Energy Transfer charged with Mariner East 2 environmental crimes

Oct. 8, 2021
Energy Transfer LP has been charged with 48 counts of environmental crime for its conduct during construction of the 350-mile Mariner East 2 NGL pipeline system.

Energy Transfer LP has been charged with 48 counts of environmental crime for its conduct during construction of the 350-mile Mariner East 2 NGL pipeline system. The charges were filed by the office of Pennsylvania Attorney General Josh Shapiro based on a criminal referral from Pennsylvania’s Department of Environmental Protection (DEP).

Mariner East 2 crosses 17 counties in southern Pennsylvania. The charges allege that while building the pipeline, Energy Transfer repeatedly allowed thousands of gallons of drilling fluid to escape underground and failed to report the losses of fluid to DEP despite the legal requirement to do so. “Willfully and consistently failing to report” these releases to DEP resulted in the in the sole felony charge issued against the company in this indictment.

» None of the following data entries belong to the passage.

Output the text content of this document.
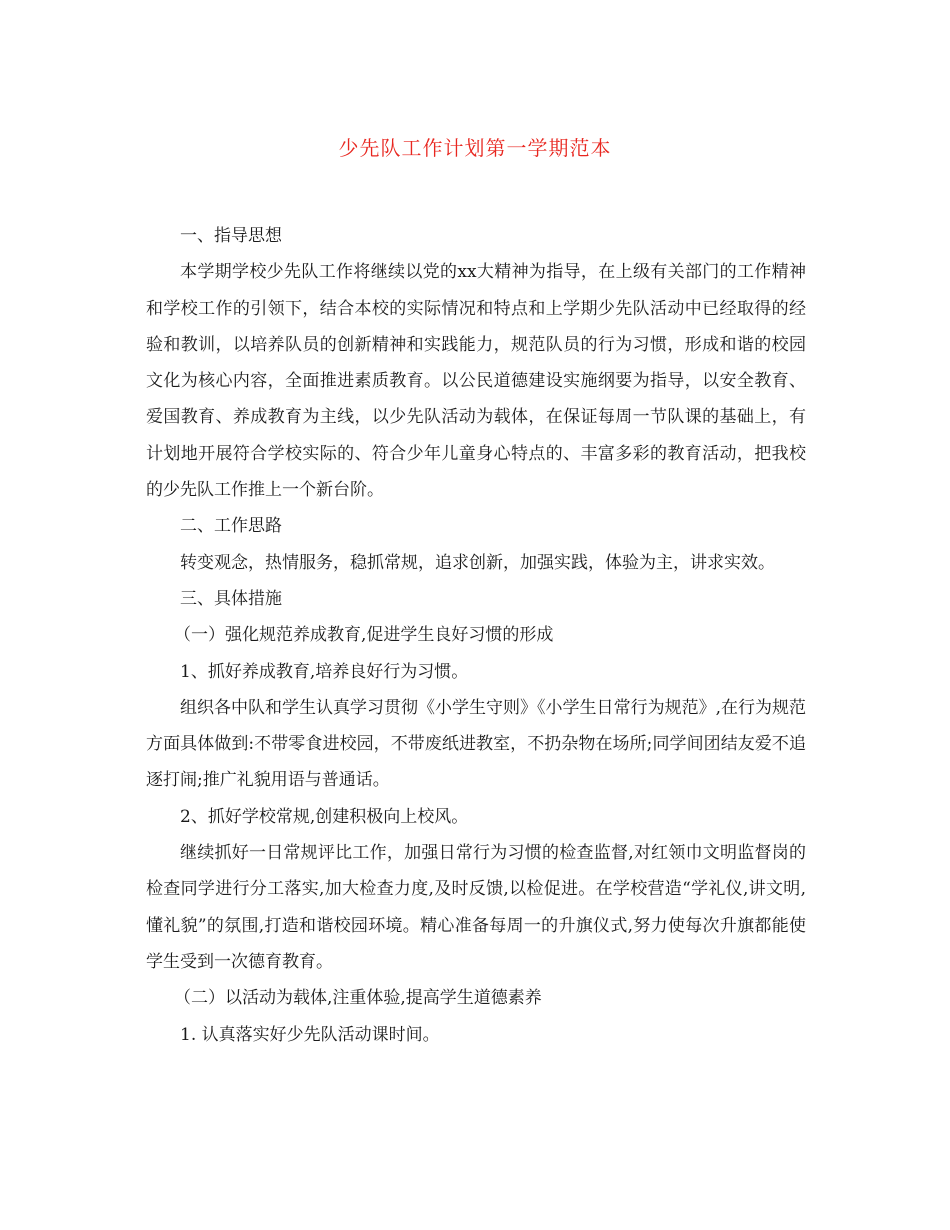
少先队工作计划第一学期范本

一、指导思想

本学期学校少先队工作将继续以党的xx大精神为指导，在上级有关部门的工作精神和学校工作的引领下，结合本校的实际情况和特点和上学期少先队活动中已经取得的经验和教训，以培养队员的创新精神和实践能力，规范队员的行为习惯，形成和谐的校园文化为核心内容，全面推进素质教育。以公民道德建设实施纲要为指导，以安全教育、爱国教育、养成教育为主线，以少先队活动为载体，在保证每周一节队课的基础上，有计划地开展符合学校实际的、符合少年儿童身心特点的、丰富多彩的教育活动，把我校的少先队工作推上一个新台阶。

二、工作思路

转变观念，热情服务，稳抓常规，追求创新，加强实践，体验为主，讲求实效。

三、具体措施

（一）强化规范养成教育,促进学生良好习惯的形成

1、抓好养成教育,培养良好行为习惯。

组织各中队和学生认真学习贯彻《小学生守则》《小学生日常行为规范》,在行为规范方面具体做到:不带零食进校园，不带废纸进教室，不扔杂物在场所;同学间团结友爱不追逐打闹;推广礼貌用语与普通话。

2、抓好学校常规,创建积极向上校风。

继续抓好一日常规评比工作，加强日常行为习惯的检查监督,对红领巾文明监督岗的检查同学进行分工落实,加大检查力度,及时反馈,以检促进。在学校营造“学礼仪,讲文明,懂礼貌”的氛围,打造和谐校园环境。精心准备每周一的升旗仪式,努力使每次升旗都能使学生受到一次德育教育。

（二）以活动为载体,注重体验,提高学生道德素养

1. 认真落实好少先队活动课时间。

The Grand Jury which issued the indictment also found that there were multiple horizontal directional drilling locations at which the drilling fluid contained unapproved additives that entered the state waters.

In August 2020, early estimates said that 8,100 gal of fluid spilled into Marsh Creek Lake in Chester County from an unintentional release. Later estimates have put that number at 21,000-28,000 gal of contaminated fluid. In total, more than 80,000 gal of this fluid were released in and around the lake during the construction of this one segment of the pipeline between 2017 and 2020, according to the Attorney General’s office.

Mariner East 2 entered service in December 2018 with a capacity of 275,000 b/d.